This is coverage of the fourth and final day. Previous days coverage is available here: Day 1, Day 2, and Day 3. There is a fourth day that should be online Monday. Special thanks to Sebastian Bergmann and Cal Evans for their excellent photo coverage of ZendCon 2006.
The first session I attended this morning was Sebastian Bergmann on “Testing PHP Applications with PHPUnit 3” (slides here). After a short “here's why to test” discussion, he immediately jumped into test examples. The most interesting aspect of PHPUnit is that you can implement your tests using any combination of two different strategies. First, you can choose to implement the jUnit style tests where they exist in their own classes with their own mirrored hierarchy similar to your existing structure. This is likely to be the most familiar and comfortable for many developers as all the common asset methods are available. Alternatively, you can implement the testing (see slide 6 for an example). This allows you to keep your tests and code under test physically together in addition to logically together. Sebastian then went into code coverage analysis and related concepts. Although their is an embryonic PHPclipse plugin available, the developer has disappeared and the Zend IDE integration is on the way… we'll see what happens.

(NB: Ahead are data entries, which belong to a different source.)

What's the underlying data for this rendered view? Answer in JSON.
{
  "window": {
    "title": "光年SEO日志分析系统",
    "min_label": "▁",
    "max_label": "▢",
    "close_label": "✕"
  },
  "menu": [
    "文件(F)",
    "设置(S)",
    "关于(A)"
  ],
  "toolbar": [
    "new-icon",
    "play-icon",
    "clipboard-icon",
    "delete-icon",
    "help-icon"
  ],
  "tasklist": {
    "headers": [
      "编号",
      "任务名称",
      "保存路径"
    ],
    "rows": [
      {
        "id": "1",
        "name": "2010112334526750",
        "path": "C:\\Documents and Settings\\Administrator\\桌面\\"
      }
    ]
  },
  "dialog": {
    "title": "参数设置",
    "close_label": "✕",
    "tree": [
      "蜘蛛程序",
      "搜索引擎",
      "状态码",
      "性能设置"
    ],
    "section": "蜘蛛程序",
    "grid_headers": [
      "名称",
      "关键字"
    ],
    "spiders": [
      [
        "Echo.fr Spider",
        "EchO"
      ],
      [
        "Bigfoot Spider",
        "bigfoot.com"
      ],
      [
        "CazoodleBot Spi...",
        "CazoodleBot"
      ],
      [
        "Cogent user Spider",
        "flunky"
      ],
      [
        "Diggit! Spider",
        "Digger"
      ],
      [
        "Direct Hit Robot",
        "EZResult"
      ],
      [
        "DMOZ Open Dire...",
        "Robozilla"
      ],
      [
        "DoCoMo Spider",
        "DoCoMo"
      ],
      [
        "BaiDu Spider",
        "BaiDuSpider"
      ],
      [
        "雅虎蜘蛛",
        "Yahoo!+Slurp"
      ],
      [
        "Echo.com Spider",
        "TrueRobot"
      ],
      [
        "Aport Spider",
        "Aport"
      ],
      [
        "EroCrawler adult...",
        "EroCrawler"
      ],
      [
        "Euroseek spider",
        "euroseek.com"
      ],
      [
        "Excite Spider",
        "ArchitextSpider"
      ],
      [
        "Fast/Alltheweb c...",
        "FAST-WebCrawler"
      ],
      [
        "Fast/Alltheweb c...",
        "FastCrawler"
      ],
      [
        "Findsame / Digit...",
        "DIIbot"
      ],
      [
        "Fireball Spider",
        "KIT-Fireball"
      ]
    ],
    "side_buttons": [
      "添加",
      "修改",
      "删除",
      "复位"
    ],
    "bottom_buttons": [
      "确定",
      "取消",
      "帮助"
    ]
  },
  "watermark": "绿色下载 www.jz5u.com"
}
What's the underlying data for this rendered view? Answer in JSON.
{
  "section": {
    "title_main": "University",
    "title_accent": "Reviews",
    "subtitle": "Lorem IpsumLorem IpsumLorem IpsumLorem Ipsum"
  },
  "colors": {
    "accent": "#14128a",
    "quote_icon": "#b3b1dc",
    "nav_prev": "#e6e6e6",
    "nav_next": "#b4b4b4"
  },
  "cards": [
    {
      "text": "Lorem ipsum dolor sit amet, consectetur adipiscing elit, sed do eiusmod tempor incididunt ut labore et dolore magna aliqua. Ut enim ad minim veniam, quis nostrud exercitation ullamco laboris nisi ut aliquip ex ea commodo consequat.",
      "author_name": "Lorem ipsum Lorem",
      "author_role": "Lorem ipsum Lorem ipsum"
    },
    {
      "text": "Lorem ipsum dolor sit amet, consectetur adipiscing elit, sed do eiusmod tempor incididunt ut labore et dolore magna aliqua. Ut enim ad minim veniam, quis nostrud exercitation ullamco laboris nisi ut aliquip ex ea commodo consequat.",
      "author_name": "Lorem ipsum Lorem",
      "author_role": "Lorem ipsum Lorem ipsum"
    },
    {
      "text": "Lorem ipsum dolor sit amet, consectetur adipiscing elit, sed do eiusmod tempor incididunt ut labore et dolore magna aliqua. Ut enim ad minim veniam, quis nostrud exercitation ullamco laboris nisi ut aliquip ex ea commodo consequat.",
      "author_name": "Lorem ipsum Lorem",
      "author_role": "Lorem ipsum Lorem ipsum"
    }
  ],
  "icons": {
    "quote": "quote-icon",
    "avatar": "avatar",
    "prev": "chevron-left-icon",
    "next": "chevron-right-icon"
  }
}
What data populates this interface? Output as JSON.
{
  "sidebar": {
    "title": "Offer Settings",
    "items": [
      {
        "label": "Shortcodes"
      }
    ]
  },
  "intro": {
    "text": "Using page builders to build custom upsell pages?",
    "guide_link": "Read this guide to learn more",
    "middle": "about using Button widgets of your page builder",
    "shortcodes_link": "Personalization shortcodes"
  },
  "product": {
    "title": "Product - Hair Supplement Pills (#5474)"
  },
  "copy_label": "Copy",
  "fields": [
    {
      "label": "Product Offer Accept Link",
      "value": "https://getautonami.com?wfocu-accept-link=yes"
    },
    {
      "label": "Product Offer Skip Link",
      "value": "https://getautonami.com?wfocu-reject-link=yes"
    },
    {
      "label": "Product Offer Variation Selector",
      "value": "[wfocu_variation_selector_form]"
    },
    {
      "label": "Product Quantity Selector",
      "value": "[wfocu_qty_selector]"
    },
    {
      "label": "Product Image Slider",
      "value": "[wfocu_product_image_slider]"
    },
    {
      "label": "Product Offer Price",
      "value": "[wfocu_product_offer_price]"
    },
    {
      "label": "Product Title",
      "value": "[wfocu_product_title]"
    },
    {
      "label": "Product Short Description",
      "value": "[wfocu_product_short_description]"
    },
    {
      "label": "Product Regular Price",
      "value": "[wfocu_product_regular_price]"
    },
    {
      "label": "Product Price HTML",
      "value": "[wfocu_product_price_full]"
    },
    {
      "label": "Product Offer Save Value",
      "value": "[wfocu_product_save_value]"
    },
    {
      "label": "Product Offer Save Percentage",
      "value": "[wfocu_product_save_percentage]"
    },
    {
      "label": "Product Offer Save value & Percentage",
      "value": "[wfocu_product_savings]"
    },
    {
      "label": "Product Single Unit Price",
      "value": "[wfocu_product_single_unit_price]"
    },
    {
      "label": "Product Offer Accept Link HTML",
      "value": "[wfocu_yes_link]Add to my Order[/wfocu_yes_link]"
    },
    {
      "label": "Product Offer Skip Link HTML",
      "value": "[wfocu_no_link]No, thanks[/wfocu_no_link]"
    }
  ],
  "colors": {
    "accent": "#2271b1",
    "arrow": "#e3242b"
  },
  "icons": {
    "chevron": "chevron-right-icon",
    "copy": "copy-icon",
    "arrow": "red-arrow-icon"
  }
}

Although PHPUnit 3 is feature complete and code complete, it isn't officially released as he's still working on documentation, etc.
The final regular session of the conference was “Automated PHP Vulnerability Detection Using Static Analysis” from the gentlemen of Armorize. When I saw the opening slide, I knew we were in trouble… in the footer of every slide it said “Confidential and Proprietary”. I'm sorry, but if your presentation has “Confidential” and/or “Proprietary” information in it, you probably shouldn't give it at an Open Source conference… none of us have signed NDA's and none of us are likely to. Regardless, they laid out the reasons why static analysis can be more cost effective than manual code review and how tracking back potential problems to their root cause as opposed to just catching things at the end of the line.
The closing keynote from Robert Lefkowitz was one of the most thought-provoking of just about any session I attended. But the fundamental difference was that there was no code, no libraries, no tools, just some great concepts. He traced the creationand penetration of reading and writing skills from ancient times through today. Then he laid out the primary types of skills that have been relevant in various types of economies and conjectured on what the next skills might be. Then he made a relatively simple parallel with the “language” of software development and the penetration of the related skills. One of the concepts he pointed at repeatedly was the ability of those with the (coding) skills, they can use the existing infrastructures and information to do more than anyone previously considered. Considering the constant discussion of API's, mashups, etc, this makes more sense than I had considered. Food for thought.
Throughout the morning, I had the final chance to talk and meet with numerous people talking about everything from college choices to new business ideas to dotProject usage at NC State.